Figure 7.

HBx transcriptionally represses LINC01431 expression via manipulating transcription factor ZHX2. A) Huh7 cells were transfected with LINC01431 promoter and different HBV plasmids, the relative promoter activity was detected at day 2 post transfection using dual luciferase assay (left). Levels of LINC01431 were measured using RT‐qPCR (right). B) Luciferase reporter assay of LINC01431 promoter in HBx‐transfected Huh7 cells. C) Huh7 cells were transfected with Flag‐ZHX2, LINC01431 and ZHX2 expression were detected using RT‐qPCR and immunoblotting, respectively. D) Luciferase reporter assay of LINC01431 promoter in HepG2 cells in the presence of Flag‐ZHX2 (left) or ZHX2 siRNA (right).
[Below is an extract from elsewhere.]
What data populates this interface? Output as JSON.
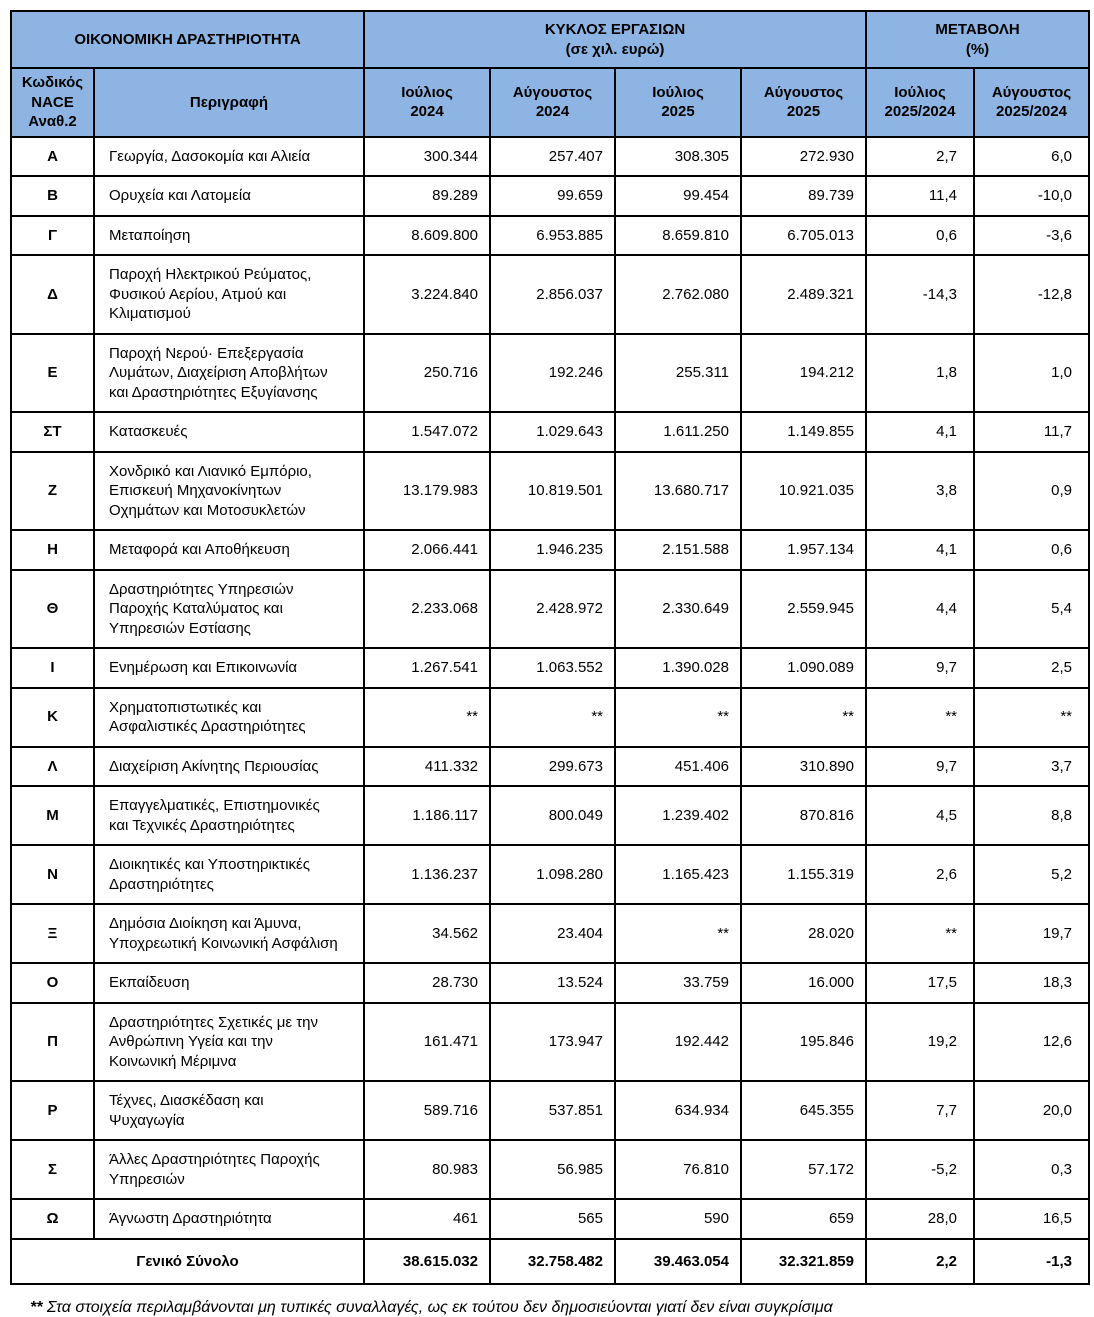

E) ChIP assay was performed in HepG2 cells, and the enrichment of ZHX2 on the LINC01431 promoter was determined using the anti‐ZHX2 antibody. Normalized data were shown as relative fold enrichment to the IgG group. F) Rescue assay was performed in HBx‐transfected cells after silencing ZHX2. HepG2 cells were transfected with HA‐HBx and ZHX2 siRNAs for 3 days, LINC01431 expression was measured using RT‐qPCR, ZHX2, and HBx expression were evaluated by immunoblotting. G) Correlation analysis between LINC01431 and ZHX2 RNA in HCC para‐tumor tissues (left, n = 35). Patients were stratified according to the median value of ZHX2 RNA, and the levels of pgRNA were compared between ZHX2^lowLINC01431^low and ZHX2^hiLINC01431^hi groups (right). For (A–F), representative of 3 independent experiments. Data information: data were presented as mean ± SD and normalized to the control group. Pearson's correlation coefficient (G). Two‐tail unpaired Student's t‐tests (A–F); *p < 0.05; **p < 0.01; NS, no significance (A–G).